ESPN’s WNBA deal comes in addition to its deal with Ion Network (David Baker/NBA via Getty Images).
Sports aspect
The MLS deal with Apple is huge ($2.5 billion, over 10 years), but it shouldn’t set expectations for the NWSL.
“It gave (MLS) an opportunity to jump on revenue,” Desser said. But they had to change the exposure in the process. Both experts said the NWSL still needs to do the opposite in terms of its long-term path.
The NWSL can look to the WNBA as a benchmark, though Desser said it’s been “a long, hard road” for the league, more than 25 years after Desser said it has reached a level of “acceptability in critical assets.”
Earlier this year, the WNBA signed a multi-year deal to broadcast games on the Ion Network for $13 million a year. Ratings are set for the WNBA on ESPN/ABC platforms, but the Ion Network will allow the league to build appointment viewership with its fans — and help put the WNBA in a strong position to negotiate with ESPN after the current deal expires in the 2025 season.
“We understand that cable models are losing subscribers,” Edison said of the Ion deal. “With Ion, we’ve taken a bold step to return to an over-the-air model. We’re the fifth largest network in the country in over 110 million homes. We’re seeing those numbers prove the point in viewership that you need to reach your audience and your fans where they are.
There are other women’s sports properties currently looking to renew or start their media rights deals, from the LPGA to the PWHL, the new women’s hockey league. Across the board, however, the theme is that female sports viewers may be left disappointed by the cost-cutting measures.
And above all that? The NFL still buys it all.
“Budgets are shrinking,” Deser said. “You’re trying to get bigger water in a cooler flow. That’s the reality, and that’s when he got a 40% raise in the NFL. So talk about taking the water out of the pond.
NWSL should get it.
Women’s sports viewership is increasing across the board.

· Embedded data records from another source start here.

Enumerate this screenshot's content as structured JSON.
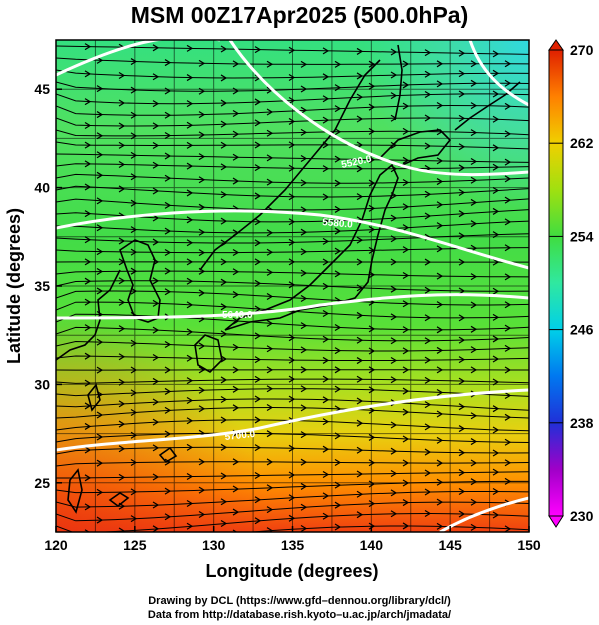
{
  "title": "MSM 00Z17Apr2025 (500.0hPa)",
  "axes": {
    "xlabel": "Longitude (degrees)",
    "ylabel": "Latitude  (degrees)",
    "xlim": [
      120,
      150
    ],
    "ylim": [
      22.5,
      47.5
    ],
    "xticks": [
      "120",
      "125",
      "130",
      "135",
      "140",
      "145",
      "150"
    ],
    "yticks": [
      "25",
      "30",
      "35",
      "40",
      "45"
    ],
    "grid": true
  },
  "colorbar": {
    "range": [
      230,
      270
    ],
    "tick_labels": [
      "270",
      "262",
      "254",
      "246",
      "238",
      "230"
    ],
    "colormap": [
      "#ff00ff",
      "#a000c8",
      "#2030d8",
      "#0078f0",
      "#00d0e8",
      "#30e8a0",
      "#40dd40",
      "#a0e010",
      "#f0d000",
      "#ff8000",
      "#e02000"
    ]
  },
  "contours": {
    "values": [
      "5760.0",
      "5700.0",
      "5640.0",
      "5580.0",
      "5520.0"
    ]
  },
  "credits": {
    "line1": "Drawing by DCL (https://www.gfd–dennou.org/library/dcl/)",
    "line2": "Data from http://database.rish.kyoto–u.ac.jp/arch/jmadata/"
  },
  "map_meaning": {
    "shading": "temperature (K)",
    "lines": "geopotential height contours",
    "arrows": "wind streamlines, westerly flow"
  }
}
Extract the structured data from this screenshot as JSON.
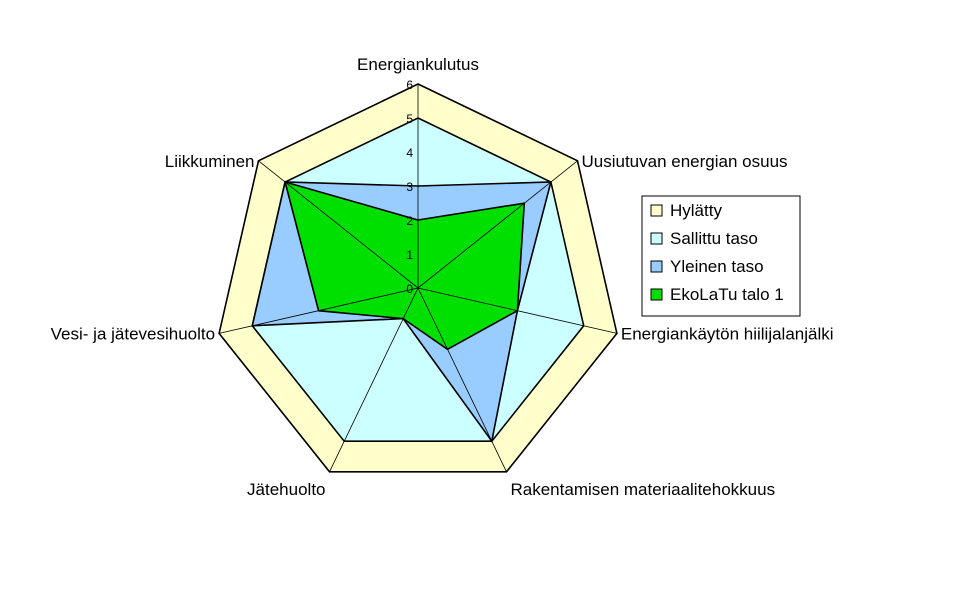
{
  "chart_data": {
    "type": "radar",
    "axes": [
      "Energiankulutus",
      "Uusiutuvan energian osuus",
      "Energiankäytön hiilijalanjälki",
      "Rakentamisen materiaalitehokkuus",
      "Jätehuolto",
      "Vesi- ja jätevesihuolto",
      "Liikkuminen"
    ],
    "ticks": [
      "0",
      "1",
      "2",
      "3",
      "4",
      "5",
      "6"
    ],
    "range": [
      0,
      6
    ],
    "legend_position": "right",
    "series": [
      {
        "name": "Hylätty",
        "color": "#ffffcc",
        "values": [
          6,
          6,
          6,
          6,
          6,
          6,
          6
        ]
      },
      {
        "name": "Sallittu taso",
        "color": "#ccffff",
        "values": [
          5,
          5,
          5,
          5,
          5,
          5,
          5
        ]
      },
      {
        "name": "Yleinen taso",
        "color": "#99ccff",
        "values": [
          3,
          5,
          3,
          5,
          1,
          5,
          5
        ]
      },
      {
        "name": "EkoLaTu talo 1",
        "color": "#00e000",
        "values": [
          2,
          4,
          3,
          2,
          1,
          3,
          5
        ]
      }
    ]
  }
}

According to Nielsen, the demand is there – the biggest challenges are still access and lack of information. “To meet this demand, broadcasters must prioritize women’s sports, make them more visible and promote them more passionately,” the 2023 report concludes.
“People look at the development of women’s soccer, the excitement about the World Cup, and say, ‘Well, it’s going to happen for us now.’ There is hard work.”
That 915,000 viewership mark for last year’s championship — along with the World Series and college football to boot — is a strong data point for the NWSL, but it’s only a single data point. The NWSL will have to make some financial leaps in their rights payments.
The NWSL needs to break the stereotypes surrounding women’s sports to demonstrate that there is an untapped market and that they can be a part of growing the audience.